Networking for dos now has got trickier with advances in hardware. Firstly you need to make sure your network card has an NDIS 2 driver for it. If not forget it. If it does get an NT4.0 Server CD and on that there is an easy to use very simple dos client for booting a pc onto the network. My suggestion to you though is not all cards are the same so no one disk will work globally. Get a CD cutter. Cut the image onto CD and make the CD bootable. You can either be very lucky and have CD's with a bootable cd bios option on the PC and when this operation fails you can make a boot disk and purchase a printer port CD for around 100/200 and load the software from there giving you one disk and a CD with various images you choose.
 
The MS drivers on the disks will vary depending on whether you're using TCP/IP or NetBEUI. Then every adapter will also have it's own drivers. Also, as juggy said, many newer adapters no longer are being developed with NDIS 2 drivers.
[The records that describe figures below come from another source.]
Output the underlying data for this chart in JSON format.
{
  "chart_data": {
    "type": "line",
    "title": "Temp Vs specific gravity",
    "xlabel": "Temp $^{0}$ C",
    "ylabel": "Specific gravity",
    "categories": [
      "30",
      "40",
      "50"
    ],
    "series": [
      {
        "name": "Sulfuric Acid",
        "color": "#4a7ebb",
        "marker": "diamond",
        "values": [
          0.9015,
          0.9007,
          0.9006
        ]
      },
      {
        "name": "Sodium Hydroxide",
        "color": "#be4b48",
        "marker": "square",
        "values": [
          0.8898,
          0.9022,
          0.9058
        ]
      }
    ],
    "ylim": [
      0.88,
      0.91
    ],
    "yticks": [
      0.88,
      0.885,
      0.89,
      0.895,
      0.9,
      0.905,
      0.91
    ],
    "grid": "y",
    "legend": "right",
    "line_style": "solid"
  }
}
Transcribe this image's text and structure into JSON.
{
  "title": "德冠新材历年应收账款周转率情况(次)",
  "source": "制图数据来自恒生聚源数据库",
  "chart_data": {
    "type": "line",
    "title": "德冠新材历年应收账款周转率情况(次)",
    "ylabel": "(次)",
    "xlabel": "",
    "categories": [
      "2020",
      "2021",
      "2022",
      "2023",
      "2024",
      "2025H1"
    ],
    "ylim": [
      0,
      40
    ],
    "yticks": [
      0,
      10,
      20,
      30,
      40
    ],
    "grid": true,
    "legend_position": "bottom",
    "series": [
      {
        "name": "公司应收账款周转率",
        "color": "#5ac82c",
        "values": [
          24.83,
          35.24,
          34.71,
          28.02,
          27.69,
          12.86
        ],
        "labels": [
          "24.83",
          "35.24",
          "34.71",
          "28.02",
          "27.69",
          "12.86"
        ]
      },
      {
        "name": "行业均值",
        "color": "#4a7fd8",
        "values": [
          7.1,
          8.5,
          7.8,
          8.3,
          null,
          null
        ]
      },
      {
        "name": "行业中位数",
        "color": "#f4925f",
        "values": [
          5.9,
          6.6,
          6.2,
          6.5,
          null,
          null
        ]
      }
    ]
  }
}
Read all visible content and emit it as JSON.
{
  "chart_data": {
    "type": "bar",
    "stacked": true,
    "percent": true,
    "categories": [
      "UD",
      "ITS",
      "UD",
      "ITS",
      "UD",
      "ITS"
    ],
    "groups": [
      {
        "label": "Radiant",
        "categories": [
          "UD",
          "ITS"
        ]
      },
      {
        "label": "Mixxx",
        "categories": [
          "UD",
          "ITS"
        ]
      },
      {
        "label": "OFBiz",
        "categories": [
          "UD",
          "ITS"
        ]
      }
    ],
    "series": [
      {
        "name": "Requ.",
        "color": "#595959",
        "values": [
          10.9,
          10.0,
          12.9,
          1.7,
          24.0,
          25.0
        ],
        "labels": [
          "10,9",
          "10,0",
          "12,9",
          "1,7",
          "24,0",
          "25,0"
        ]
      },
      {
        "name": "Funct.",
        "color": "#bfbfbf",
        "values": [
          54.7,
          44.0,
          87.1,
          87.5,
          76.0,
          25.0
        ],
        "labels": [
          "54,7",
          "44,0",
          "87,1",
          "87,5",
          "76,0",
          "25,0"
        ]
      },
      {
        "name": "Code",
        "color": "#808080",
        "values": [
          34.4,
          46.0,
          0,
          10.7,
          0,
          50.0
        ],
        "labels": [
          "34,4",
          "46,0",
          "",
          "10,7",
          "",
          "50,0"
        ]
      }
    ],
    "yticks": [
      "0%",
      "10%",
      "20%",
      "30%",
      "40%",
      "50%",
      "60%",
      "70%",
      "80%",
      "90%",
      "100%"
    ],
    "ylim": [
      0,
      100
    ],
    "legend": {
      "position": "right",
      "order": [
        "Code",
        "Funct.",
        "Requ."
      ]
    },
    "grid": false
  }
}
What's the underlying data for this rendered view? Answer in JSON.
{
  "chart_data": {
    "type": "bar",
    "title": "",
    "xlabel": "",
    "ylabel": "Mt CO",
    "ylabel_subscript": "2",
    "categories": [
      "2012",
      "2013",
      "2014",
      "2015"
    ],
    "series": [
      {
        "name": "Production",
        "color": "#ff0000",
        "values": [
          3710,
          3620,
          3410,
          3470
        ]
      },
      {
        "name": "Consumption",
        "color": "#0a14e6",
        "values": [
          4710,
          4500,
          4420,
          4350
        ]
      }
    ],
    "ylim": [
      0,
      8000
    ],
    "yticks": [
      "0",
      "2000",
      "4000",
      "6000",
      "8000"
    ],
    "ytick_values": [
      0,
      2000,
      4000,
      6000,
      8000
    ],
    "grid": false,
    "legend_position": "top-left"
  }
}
It's very old technology that vendors don't want to deal with. If you really want to dig into specifics I would suggest Microsoft's Knowledge Base at
I like juggy's idea. These days, any machine that's still worh running will be able to boot from CD. Seems like a good way to propagate images.
Jeff

I haven't lost my mind - I know it's backed up on tape somewhere ....
 
After you get the NDIS 2 driver for your nic, you still need a client
on your boot disk to communicate with Win networks. Microsoft
does provide this dos client. I found it about a month ago at:


Sign up, it's worth it.

Dennis
 
Cheers Jeff,

Dennis the problem your going to get there is you will get new pc's off all shapes and sizes contributing to the build of the PC unless your lucky and have manages standards so an NDIS 2 driver is really a shortfall solution especially as cards get more and more sophisticated. Stick with Ghost and build the image without the net client, include all the drivers in a nice sounding directory and ghost away. Weve been doing it for over 3 years since ibms dos client had the same problem and the microsoft one was far too flakey for production use.